I just finished reading Daniel Sharfstein’s Thunder in the Mountains: Chief Joseph, Oliver Otis Howard and the Nez Perce War. It’s a good book, and I will write more about it, but what strikes me now, as I read this letter and think of the friend who gave it to me, is how good, curious, and moral Chief Joseph and the Nez Perce were before, during, and after the War of 1877, and how utterly clueless of their own prejudices the white politicians and generals were.

The Indians were, from the arrival of Lewis and Clark, trying to understand these new people with the upside down faces. What were they looking for? What did they have to trade? What did they need? How many of them were there? What foods did they eat? What did they do with cloth, leather, steel, seeds, cattle, horses? What was their religion? And how did it fit their lives?

The whites, on the other hand, were confident in their own superiority and in their God-given right to take land not being efficiently “used’ by the Indians.

There were of course many exceptions: the fur traders who took Indian wives and adopted many Indian attitudes; the many white women, children, and men who had, from New England west, “gone native” to a place where women seemed to have more say and the social and religious demands were less restrictive; and Eliza Spalding, who, alone of the Spalding-Whitman contingent, seemed to genuinely like Indians, who learned their language and invited them into her home.

But most whites, and especially the male Anglo-Americans of political power who would eventually declare “Manifest Destiny,” were mostly dismissive of Indians, at their worst brutal towards them.

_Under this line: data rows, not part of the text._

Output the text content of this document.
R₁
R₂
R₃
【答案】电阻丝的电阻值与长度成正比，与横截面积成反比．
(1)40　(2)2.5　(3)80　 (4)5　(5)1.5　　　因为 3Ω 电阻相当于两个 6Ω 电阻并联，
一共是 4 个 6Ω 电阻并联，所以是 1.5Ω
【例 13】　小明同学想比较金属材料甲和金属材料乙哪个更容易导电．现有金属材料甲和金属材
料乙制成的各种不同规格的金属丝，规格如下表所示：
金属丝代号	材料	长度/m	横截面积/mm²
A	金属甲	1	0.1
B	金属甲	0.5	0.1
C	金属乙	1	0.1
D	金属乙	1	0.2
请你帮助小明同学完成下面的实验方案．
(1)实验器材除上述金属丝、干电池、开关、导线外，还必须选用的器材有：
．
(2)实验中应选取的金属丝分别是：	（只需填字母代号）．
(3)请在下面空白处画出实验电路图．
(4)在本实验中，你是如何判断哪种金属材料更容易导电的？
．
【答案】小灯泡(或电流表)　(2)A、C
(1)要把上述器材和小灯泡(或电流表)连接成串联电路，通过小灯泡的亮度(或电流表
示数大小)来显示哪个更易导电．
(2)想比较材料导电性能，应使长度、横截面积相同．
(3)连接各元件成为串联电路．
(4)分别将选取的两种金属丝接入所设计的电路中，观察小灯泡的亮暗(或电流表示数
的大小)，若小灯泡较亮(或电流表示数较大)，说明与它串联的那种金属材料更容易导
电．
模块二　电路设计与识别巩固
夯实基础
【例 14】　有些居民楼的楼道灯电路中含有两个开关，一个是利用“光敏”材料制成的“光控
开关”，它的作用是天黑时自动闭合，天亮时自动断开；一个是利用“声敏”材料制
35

The “best” of the whites thought the Indians’ only hope was assimilation—missions, boarding schools and Allotments in the nineteenth and early twentieth centuries, “termination” and urban relocation in the 1950s the final rush at it.

In Sharfstein’s book, Joseph is constantly trying to understand white laws and ways, and trying to put his own case in those terms. Howard is a stubborn assimilationist: the Indians needed Christianity, farms, and education.

Joseph’s requests were simple and straightforward:

“We ask that the same law shall work alike on all men…. Let me be a free man—free to travel, free to stop, free to work, free to trade where I choose, free to choose my own teachers, free to follow the religion of my fathers, free to think and talk and act for myself….”

I sense from this letter that for occasional moments, at a white man’s small store in Nespelem, Washington in 1900, Joseph and the storekeeper felt equal as friends. The freedoms Joseph dreamt of, were, of course, never realized.